Le associazioni hanno poi fornito dati non corretti sulle quantità di materiale che saranno utilizzate nell’impianto, confondendo il materiale in ingresso con quello che invece risulta dopo il trattamento. L’impianto di Fusina è autorizzato a trasformare in Css circa 150.000 tonnellate di rifiuto secco all’anno, parte delle 530.000 tonnellate raccolte nell’Area metropolitana di Venezia e a Mogliano Veneto. Nel 2018, per il secondo anno consecutivo, Venezia è risultata la prima Città metropolitana italiana per percentuale di raccolta differenziata (68,5%, fonte Ispra).
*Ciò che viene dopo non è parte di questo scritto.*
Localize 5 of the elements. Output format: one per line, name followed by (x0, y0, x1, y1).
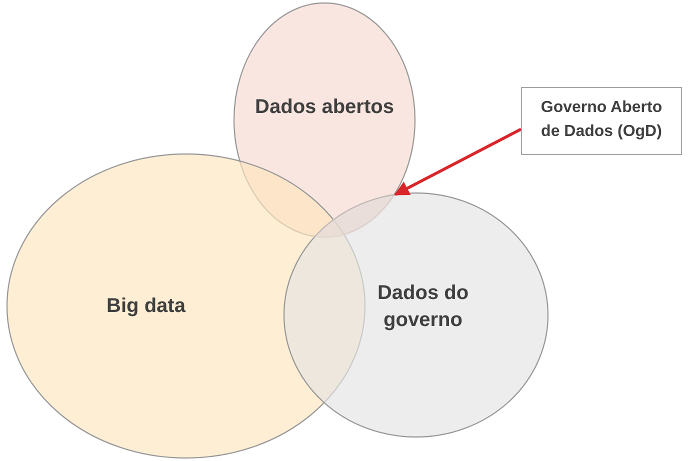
circle-label: Big data (106, 294, 187, 319)
arrow (394, 128, 522, 196)
callout-box: Governo Aberto de Dados (OgD) (521, 87, 682, 155)
circle-label: Dados do governo (376, 281, 470, 333)
circle-label: Dados abertos (254, 95, 395, 120)
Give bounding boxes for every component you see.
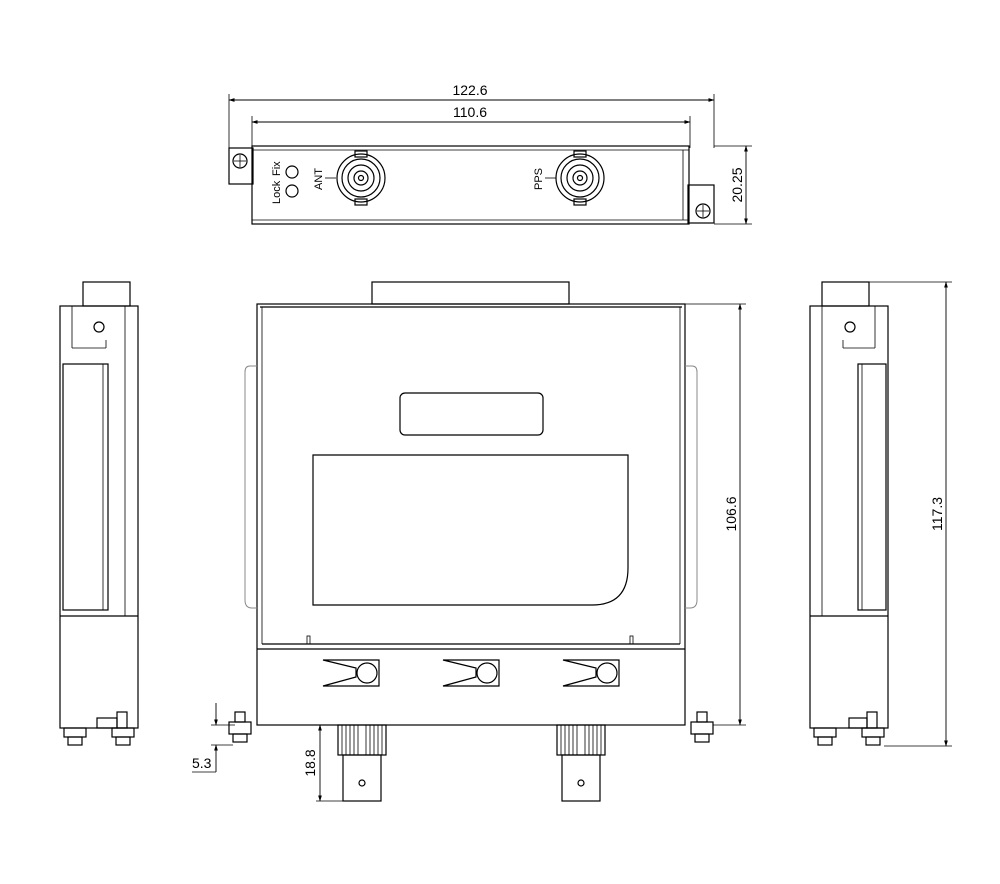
lock-led-icon [285, 184, 299, 198]
ant-bnc-connector-icon [337, 724, 387, 802]
screw-icon [695, 203, 711, 219]
dim-overall-height: 117.3 [929, 497, 945, 531]
fix-led-icon [285, 165, 299, 179]
cable-slot [562, 659, 620, 687]
dim-mount-offset: 5.3 [192, 755, 212, 771]
enclosure-body [256, 303, 686, 726]
pps-label: PPS [533, 168, 545, 190]
dim-panel-height: 20.25 [729, 167, 745, 202]
ant-connector-icon [336, 150, 386, 206]
dim-connector-length: 18.8 [302, 749, 318, 776]
dim-body-height: 106.6 [723, 496, 739, 531]
screw-hole-icon [844, 321, 856, 333]
mount-ear-right [687, 184, 715, 224]
cable-slot [442, 659, 500, 687]
display-window [312, 454, 629, 606]
cable-slot [322, 659, 380, 687]
dim-panel-width: 110.6 [453, 104, 487, 120]
mount-ear-left [228, 147, 254, 185]
pps-bnc-connector-icon [556, 724, 606, 802]
pps-connector-icon [555, 150, 605, 206]
bottom-view: 106.6 18.8 5.3 [192, 281, 746, 802]
right-side-view: 117.3 [809, 281, 952, 747]
label-window [399, 392, 544, 436]
screw-hole-icon [93, 321, 105, 333]
front-panel [251, 145, 690, 225]
left-side-view [59, 281, 139, 746]
top-tab [371, 281, 570, 305]
front-panel-view: 122.6 110.6 Lock Fix ANT [228, 82, 752, 225]
lock-label: Lock [271, 180, 283, 204]
dim-overall-width: 122.6 [452, 82, 487, 98]
ant-label: ANT [313, 168, 325, 190]
fix-label: Fix [271, 161, 283, 176]
screw-icon [232, 153, 248, 169]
Durante le varie fasi di lavorazione, vengono eliminati dal rifiuto secco materiali inerti (soprattutto ferrosi e vetrosi) e l’umidità residua, riducendone drasticamente il peso. Quindi, alla fine del processo, le 150.000 tonnellate di secco diventano circa la metà di Css. Per quanto riguarda invece i fanghi da depurazione civile (i liquami prodotti quando tiriamo lo sciacquone del wc), il progetto prevede di trattarne 90.000 tonnellate, che dopo il processo di essiccazione cui sono sottoposti, diventano 45.000. Infine, è previsto di utilizzare 50.000 tonnellate/anno di legno non riciclabile.